Daniela Mendez-Trendler

Personal information
- Born: June 23, 2004 (age 22) Reistertown, Maryland
- Height: 175 cm (5 ft 9 in)

Sport
- Sport: Field hockey
- Position: Midfield

National team
- Years: Team / Caps / Goals
- 2023–: United States U–21 / 16 / (9)
- 2025–: United States / 0 / (0)

Medal record
Women's field hockey
Representing United States
Pan American Junior Championship
| Gold medal – first place | 2023 St. Michael |  |
| Silver medal – second place | 2024 Surrey |  |

= Daniela Mendez-Trendler =

American field hockey player

Daniela Mendez-Trendler (born June 23, 2004) is a field hockey player from the United States.

==Personal life==
Daniela Mendez-Trendler was born and raised in Reistertown, Maryland.

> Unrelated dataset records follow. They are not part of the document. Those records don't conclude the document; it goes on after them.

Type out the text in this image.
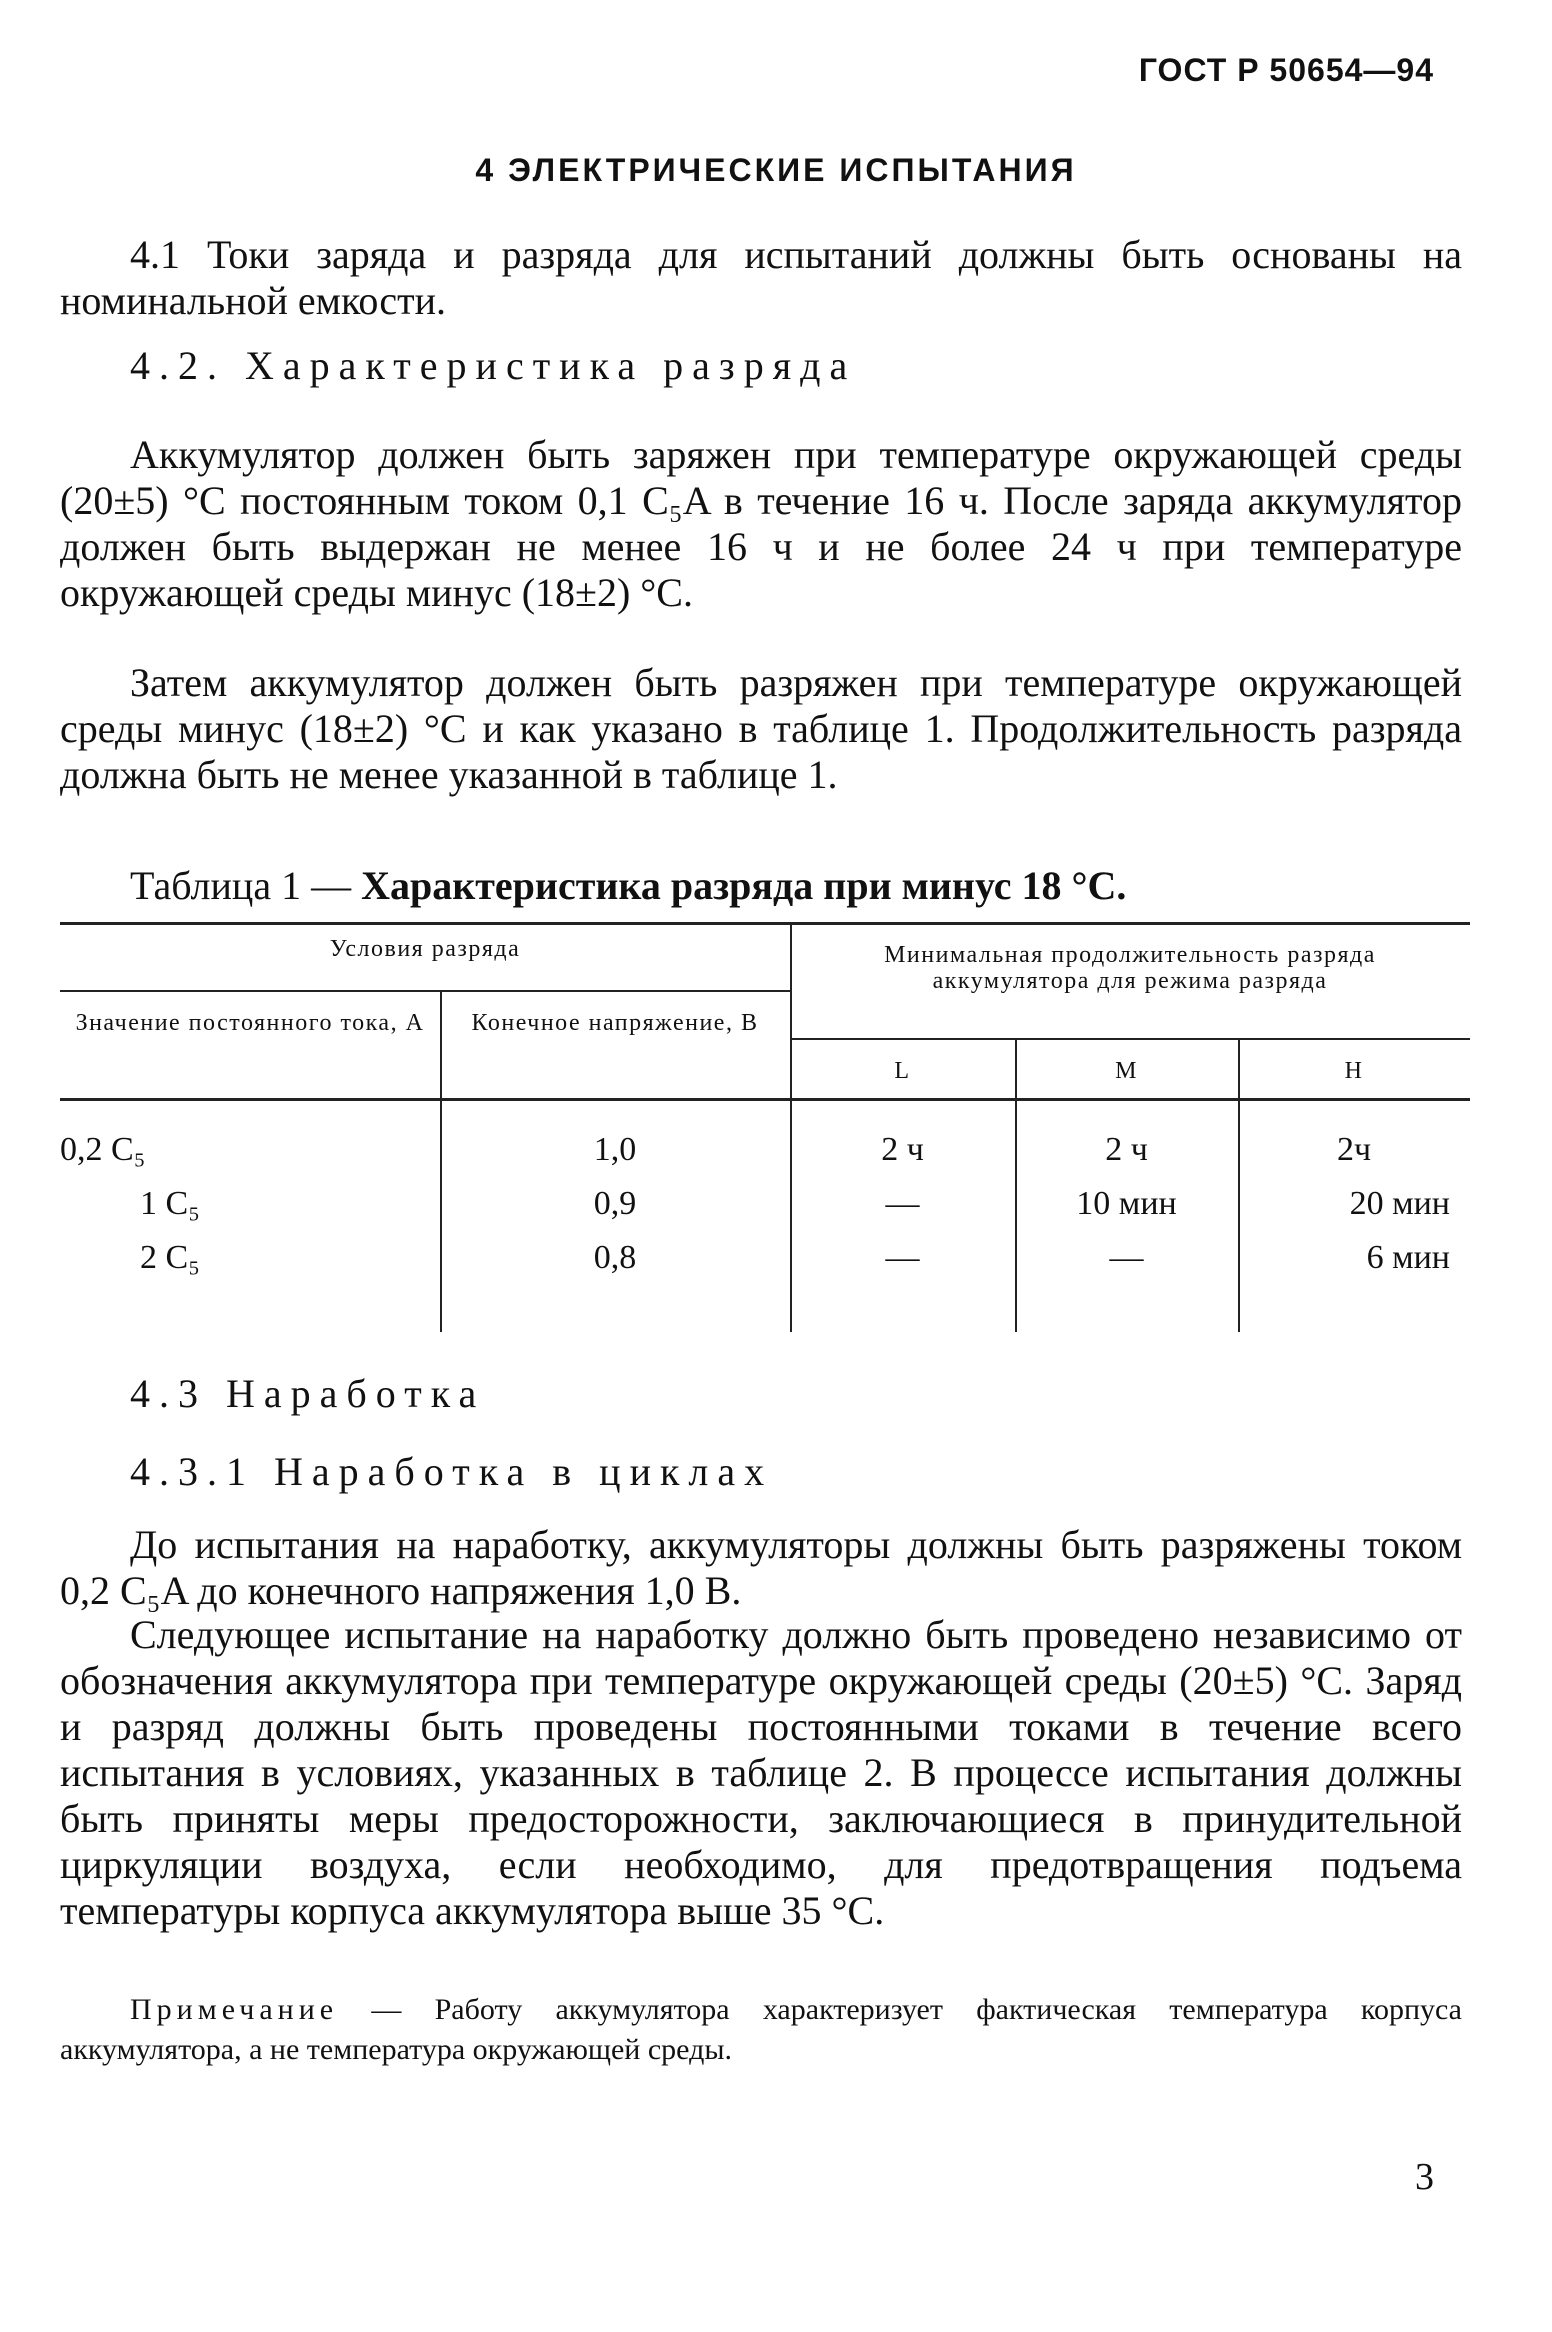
ГОСТ Р 50654—94
4 ЭЛЕКТРИЧЕСКИЕ ИСПЫТАНИЯ

4.1 Токи заряда и разряда для испытаний должны быть основаны на номинальной емкости.

4.2. Характеристика разряда

Аккумулятор должен быть заряжен при температуре окружающей среды (20±5) °C постоянным током 0,1 C₅A в течение 16 ч. После заряда аккумулятор должен быть выдержан не менее 16 ч и не более 24 ч при температуре окружающей среды минус (18±2) °C.

Затем аккумулятор должен быть разряжен при температуре окружающей среды минус (18±2) °C и как указано в таблице 1. Продолжительность разряда должна быть не менее указанной в таблице 1.

Таблица 1 — Характеристика разряда при минус 18 °С.

Условия разряда
Значение постоянного тока, А	Конечное напряжение, В
Минимальная продолжительность разряда аккумулятора для режима разряда
L	M	H
0,2 C₅	1,0	2 ч	2 ч	2ч
1 C₅	0,9	—	10 мин	20 мин
2 C₅	0,8	—	—	6 мин

4.3 Наработка

4.3.1 Наработка в циклах

До испытания на наработку, аккумуляторы должны быть разряжены током 0,2 C₅A до конечного напряжения 1,0 В.

Следующее испытание на наработку должно быть проведено независимо от обозначения аккумулятора при температуре окружающей среды (20±5) °C. Заряд и разряд должны быть проведены постоянными токами в течение всего испытания в условиях, указанных в таблице 2. В процессе испытания должны быть приняты меры предосторожности, заключающиеся в принудительной циркуляции воздуха, если необходимо, для предотвращения подъема температуры корпуса аккумулятора выше 35 °С.

Примечание — Работу аккумулятора характеризует фактическая температура корпуса аккумулятора, а не температура окружающей среды.

3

She is a student at the University of Virginia.

==Career==
===Under–21===
Mendez-Trendler made her international debut for the United States at under–21 level in 2023. She represented the junior squad at the Pan American Junior Championship in Saint Michael, where she won a gold medal. Later that year she represented the team again, competing at the FIH Junior World Cup in Santiago, Chile.

In 2024 she represented the junior squad again, taking home silver her second Pan American Junior Championship, held in Surrey.

===Senior national team===
Mendez-Trendler received her maiden call-up to the national senior squad in 2024. She will make her senior international debut in January 2025, during a test series against New Zealand in Auckland.